"Beşeriyet bugün korkunç bir uçurumun kıyısında bulunmaktadır." cümlesiyle başlıyor kitabına Seyyid Kutub. Bizi Allah'ın rızasına götürecek yolun işaretlerini sarsıcı bir şekilde anlatmadan önce durumumuzun vehâmetini göstermek istercesine. Ardından kafamızdaki tebliğ ve davet yöntemlerini sil baştan inşa etmemiz için İslam Ümmetinin hususiyetlerini açıklıyor.

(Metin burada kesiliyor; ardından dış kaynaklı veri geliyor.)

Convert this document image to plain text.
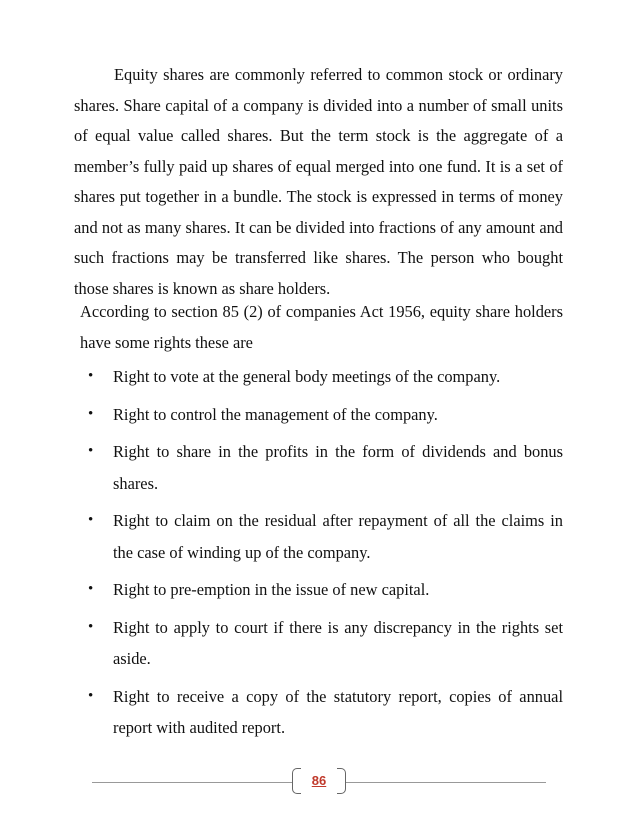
Equity shares are commonly referred to common stock or ordinary shares. Share capital of a company is divided into a number of small units of equal value called shares. But the term stock is the aggregate of a member’s fully paid up shares of equal merged into one fund. It is a set of shares put together in a bundle. The stock is expressed in terms of money and not as many shares. It can be divided into fractions of any amount and such fractions may be transferred like shares. The person who bought those shares is known as share holders.

According to section 85 (2) of companies Act 1956, equity share holders have some rights these are

• Right to vote at the general body meetings of the company.
• Right to control the management of the company.
• Right to share in the profits in the form of dividends and bonus shares.
• Right to claim on the residual after repayment of all the claims in the case of winding up of the company.
• Right to pre-emption in the issue of new capital.
• Right to apply to court if there is any discrepancy in the rights set aside.
• Right to receive a copy of the statutory report, copies of annual report with audited report.
86
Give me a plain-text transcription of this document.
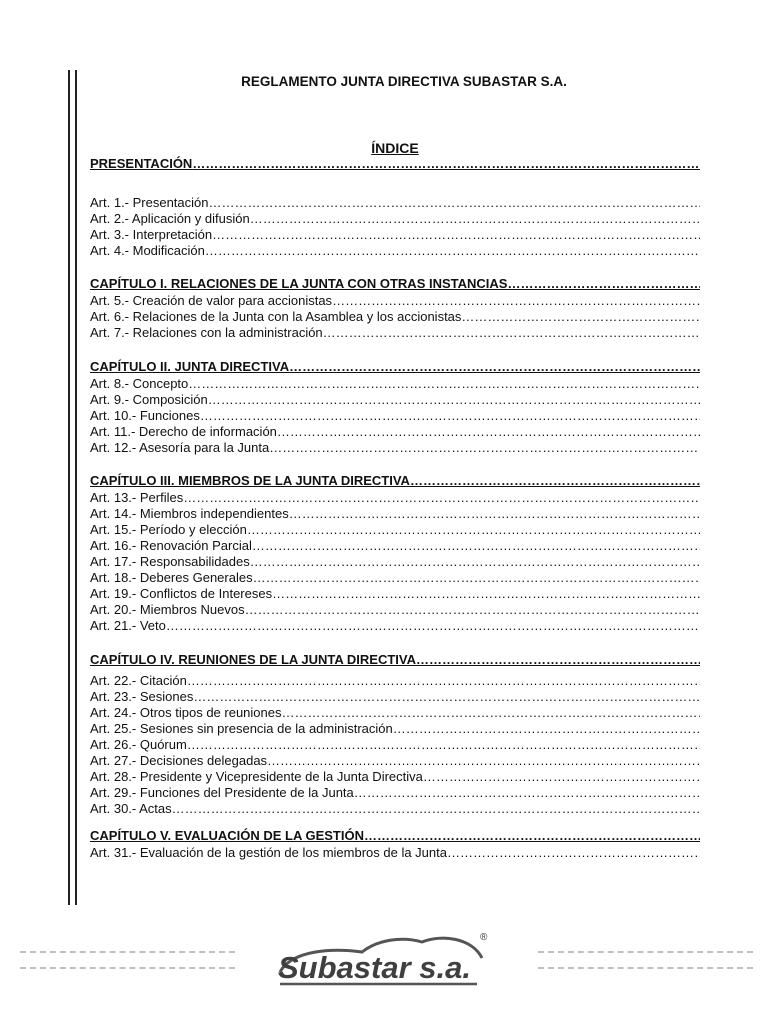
REGLAMENTO JUNTA DIRECTIVA SUBASTAR S.A.
ÍNDICE
PRESENTACIÓN
…………………………………………………………………………………………………………………………………………………………………………………………
Art. 1.- Presentación
…………………………………………………………………………………………………………………………………………………………………………………………
Art. 2.- Aplicación y difusión
…………………………………………………………………………………………………………………………………………………………………………………………
Art. 3.- Interpretación
…………………………………………………………………………………………………………………………………………………………………………………………
Art. 4.- Modificación
…………………………………………………………………………………………………………………………………………………………………………………………
CAPÍTULO I. RELACIONES DE LA JUNTA CON OTRAS INSTANCIAS
…………………………………………………………………………………………………………………………………………………………………………………………
Art. 5.- Creación de valor para accionistas
…………………………………………………………………………………………………………………………………………………………………………………………
Art. 6.- Relaciones de la Junta con la Asamblea y los accionistas
…………………………………………………………………………………………………………………………………………………………………………………………
Art. 7.- Relaciones con la administración
…………………………………………………………………………………………………………………………………………………………………………………………
CAPÍTULO II. JUNTA DIRECTIVA
…………………………………………………………………………………………………………………………………………………………………………………………
Art. 8.- Concepto
…………………………………………………………………………………………………………………………………………………………………………………………
Art. 9.- Composición
…………………………………………………………………………………………………………………………………………………………………………………………
Art. 10.- Funciones
…………………………………………………………………………………………………………………………………………………………………………………………
Art. 11.- Derecho de información
…………………………………………………………………………………………………………………………………………………………………………………………
Art. 12.- Asesoría para la Junta
…………………………………………………………………………………………………………………………………………………………………………………………
CAPÍTULO III. MIEMBROS DE LA JUNTA DIRECTIVA
…………………………………………………………………………………………………………………………………………………………………………………………
Art. 13.- Perfiles
…………………………………………………………………………………………………………………………………………………………………………………………
Art. 14.- Miembros independientes
…………………………………………………………………………………………………………………………………………………………………………………………
Art. 15.- Período y elección
…………………………………………………………………………………………………………………………………………………………………………………………
Art. 16.- Renovación Parcial
…………………………………………………………………………………………………………………………………………………………………………………………
Art. 17.- Responsabilidades
…………………………………………………………………………………………………………………………………………………………………………………………
Art. 18.- Deberes Generales
…………………………………………………………………………………………………………………………………………………………………………………………
Art. 19.- Conflictos de Intereses
…………………………………………………………………………………………………………………………………………………………………………………………
Art. 20.- Miembros Nuevos
…………………………………………………………………………………………………………………………………………………………………………………………
Art. 21.- Veto
…………………………………………………………………………………………………………………………………………………………………………………………
CAPÍTULO IV. REUNIONES DE LA JUNTA DIRECTIVA
…………………………………………………………………………………………………………………………………………………………………………………………
Art. 22.- Citación
…………………………………………………………………………………………………………………………………………………………………………………………
Art. 23.- Sesiones
…………………………………………………………………………………………………………………………………………………………………………………………
Art. 24.- Otros tipos de reuniones
…………………………………………………………………………………………………………………………………………………………………………………………
Art. 25.- Sesiones sin presencia de la administración
…………………………………………………………………………………………………………………………………………………………………………………………
Art. 26.- Quórum
…………………………………………………………………………………………………………………………………………………………………………………………
Art. 27.- Decisiones delegadas
…………………………………………………………………………………………………………………………………………………………………………………………
Art. 28.- Presidente y Vicepresidente de la Junta Directiva
…………………………………………………………………………………………………………………………………………………………………………………………
Art. 29.- Funciones del Presidente de la Junta
…………………………………………………………………………………………………………………………………………………………………………………………
Art. 30.- Actas
…………………………………………………………………………………………………………………………………………………………………………………………
CAPÍTULO V. EVALUACIÓN DE LA GESTIÓN
…………………………………………………………………………………………………………………………………………………………………………………………
Art. 31.- Evaluación de la gestión de los miembros de la Junta
…………………………………………………………………………………………………………………………………………………………………………………………
Subastar s.a.
®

AKİDE temelli İslam Ümmetini tanımlarken tüm beşeri sistemlerin 'kula kulluk', yalan ve saçmalıklar bütünü olduğunu haykırıyor. Defalarca okuduğumuz siyer-i nebilerin nasıl hayatımıza amel olarak yansımadığını gözler önüne seriyor. Ümmetin durumunun Efendimiz (sav)' in başımızda bulunmayışından değil, gözümüzün nuru hidayet kaynağımız Kuran-ı Kerim'e bakış açımızın yanlışlığından kaynaklandığını belirtiyor. Tarih boyunca İslam davasının ilk döneminde olduğu kadar çok sayıda örnek insanın bir araya geldiğinin vaki olmadığı ümmetin şüphesiz kabul ettiği bir gerçek. Seyyid Kutub bu gerçeğin arkasındaki nedenleri şöyle açıklıyor:
" İlk dönem örnek nesli Kuran'a; kültürünü ilerletmek, bilgisini artırmak, haz almak veya tatmin olmak gibi amaçlarla yaklaşmazlardı. Onlar Kuran'ı kültürü geliştiren, ilmi ve fıkhi hususlarda bilgi dağarcığını dolduran bir kaynak olarak algılamıyorlardı. Onlar kendilerinin ve içinde yaşadıkları toplumun nasıl bir hayat tarzı takip etmesi gerektiğini öğrenmek -ve bunu da savaş alanında aldığı anlık emri derhal yerine getiren bir ordu gibi- tatbik etmek için Kuran'ı inceliyorlardı.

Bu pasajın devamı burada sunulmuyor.